Un golpe bajo para nada novedoso; la política, y su pedestal de intocables, participa sin sacrificio, los astutos delegan en lo que ya luce manchado; el círculo se cierra, carnicería de peces gordos y estafadores de poca monta; es la experiencia de un detective curtido por la inasible realidad. Limitante en la aplicación de justicia que solo puede existir reformulada hacia la adaptación de lo que ya es un hecho como código de relacionamiento delictivo.
Adaptación de la novela La rubia de los ojos negros (John Banville, 2014), el filme se presenta como un noir algo desteñido y frío, aunque mantiene cierto aire de desazón y descreimiento.

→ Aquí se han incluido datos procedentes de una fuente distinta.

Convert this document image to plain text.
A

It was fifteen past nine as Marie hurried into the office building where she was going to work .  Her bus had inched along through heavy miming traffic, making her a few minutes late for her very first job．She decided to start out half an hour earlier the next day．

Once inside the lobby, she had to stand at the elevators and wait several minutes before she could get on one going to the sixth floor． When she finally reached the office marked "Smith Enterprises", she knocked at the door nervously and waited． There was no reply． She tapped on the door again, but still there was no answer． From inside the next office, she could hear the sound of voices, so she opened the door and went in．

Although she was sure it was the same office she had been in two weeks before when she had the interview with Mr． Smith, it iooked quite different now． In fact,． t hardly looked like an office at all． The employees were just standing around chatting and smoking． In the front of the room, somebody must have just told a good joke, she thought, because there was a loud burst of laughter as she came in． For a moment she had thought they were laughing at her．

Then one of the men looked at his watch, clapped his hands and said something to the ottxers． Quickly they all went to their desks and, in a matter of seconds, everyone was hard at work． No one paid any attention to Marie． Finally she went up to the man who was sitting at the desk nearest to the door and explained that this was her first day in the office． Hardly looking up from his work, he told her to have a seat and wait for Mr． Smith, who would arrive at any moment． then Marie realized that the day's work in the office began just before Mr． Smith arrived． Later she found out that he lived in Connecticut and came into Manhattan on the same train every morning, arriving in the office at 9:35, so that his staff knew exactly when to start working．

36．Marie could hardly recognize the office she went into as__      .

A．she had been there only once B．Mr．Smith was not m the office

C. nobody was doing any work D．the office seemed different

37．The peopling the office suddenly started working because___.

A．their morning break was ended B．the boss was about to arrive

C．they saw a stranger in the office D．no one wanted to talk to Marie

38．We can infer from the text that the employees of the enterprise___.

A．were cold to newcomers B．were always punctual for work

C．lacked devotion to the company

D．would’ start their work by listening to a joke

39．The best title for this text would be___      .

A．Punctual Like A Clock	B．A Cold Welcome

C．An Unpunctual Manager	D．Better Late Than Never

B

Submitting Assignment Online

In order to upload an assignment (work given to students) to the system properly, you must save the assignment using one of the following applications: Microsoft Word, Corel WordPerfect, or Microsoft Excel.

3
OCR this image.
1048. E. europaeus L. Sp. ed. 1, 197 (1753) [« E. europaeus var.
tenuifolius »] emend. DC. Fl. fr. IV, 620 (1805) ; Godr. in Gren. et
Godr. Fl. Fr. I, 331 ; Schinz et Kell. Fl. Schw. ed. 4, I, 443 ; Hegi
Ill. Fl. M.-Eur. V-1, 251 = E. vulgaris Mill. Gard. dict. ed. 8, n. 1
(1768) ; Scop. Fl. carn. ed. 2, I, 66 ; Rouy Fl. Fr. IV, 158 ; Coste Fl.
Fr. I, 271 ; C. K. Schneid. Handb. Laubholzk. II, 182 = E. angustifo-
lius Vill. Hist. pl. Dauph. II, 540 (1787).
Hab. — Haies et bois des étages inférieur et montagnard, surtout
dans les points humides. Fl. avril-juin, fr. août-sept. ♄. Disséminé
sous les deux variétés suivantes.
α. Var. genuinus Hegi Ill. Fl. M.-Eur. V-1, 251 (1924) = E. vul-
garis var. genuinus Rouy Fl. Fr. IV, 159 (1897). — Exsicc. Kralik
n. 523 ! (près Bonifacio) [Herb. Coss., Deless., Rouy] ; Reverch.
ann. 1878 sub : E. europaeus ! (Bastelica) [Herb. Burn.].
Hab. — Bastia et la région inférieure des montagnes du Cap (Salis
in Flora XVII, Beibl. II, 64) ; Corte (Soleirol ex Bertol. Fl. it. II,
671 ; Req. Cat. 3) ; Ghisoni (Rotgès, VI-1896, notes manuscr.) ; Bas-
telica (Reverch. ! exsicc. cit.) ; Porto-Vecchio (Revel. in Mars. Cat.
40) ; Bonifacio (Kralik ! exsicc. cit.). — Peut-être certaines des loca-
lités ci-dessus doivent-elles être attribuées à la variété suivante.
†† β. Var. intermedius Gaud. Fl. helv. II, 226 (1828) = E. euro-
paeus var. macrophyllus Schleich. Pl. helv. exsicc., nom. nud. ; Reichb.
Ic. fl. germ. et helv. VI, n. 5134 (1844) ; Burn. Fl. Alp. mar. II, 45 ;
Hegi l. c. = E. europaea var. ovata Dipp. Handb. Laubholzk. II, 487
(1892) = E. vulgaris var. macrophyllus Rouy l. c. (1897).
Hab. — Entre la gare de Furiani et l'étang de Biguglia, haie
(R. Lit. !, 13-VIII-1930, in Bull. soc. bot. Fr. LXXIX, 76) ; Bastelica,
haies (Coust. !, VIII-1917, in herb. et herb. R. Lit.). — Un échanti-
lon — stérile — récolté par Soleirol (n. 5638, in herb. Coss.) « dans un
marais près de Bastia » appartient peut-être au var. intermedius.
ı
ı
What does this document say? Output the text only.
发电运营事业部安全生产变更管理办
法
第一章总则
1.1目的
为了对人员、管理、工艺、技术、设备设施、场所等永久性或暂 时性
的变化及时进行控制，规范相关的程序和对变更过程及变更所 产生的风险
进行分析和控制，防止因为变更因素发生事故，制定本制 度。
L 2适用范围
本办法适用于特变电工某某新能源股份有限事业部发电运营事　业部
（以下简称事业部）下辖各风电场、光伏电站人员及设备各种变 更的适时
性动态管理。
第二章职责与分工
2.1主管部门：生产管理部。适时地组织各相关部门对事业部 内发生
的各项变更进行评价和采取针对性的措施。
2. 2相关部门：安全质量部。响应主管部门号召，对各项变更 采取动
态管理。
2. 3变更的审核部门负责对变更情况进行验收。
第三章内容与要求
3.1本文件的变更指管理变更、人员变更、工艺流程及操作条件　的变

Un pretendido realismo a prueba de manipulaciones donde la figura de Liam Neeson cumple al apartarse de roles acostumbrados; la acción es sobria y con cuentagotas, momentos necesarios a cierto viraje en la trama.
La hermosa Diane Kruger es una femme fatale dotada de artimañas; ingenua en la presentación puja con su madre por un lugar de privilegio. Un sálvese quien pueda basado en la adherencia, una trama que no pierde el control, prestancia sin excesos; tras la simpleza resurge una expectativa que no alcanza a sacudir, pero mantiene el interés.
El filme nunca lució espectacular, aunque sí efectivo en la cordura de un sentido común compartible.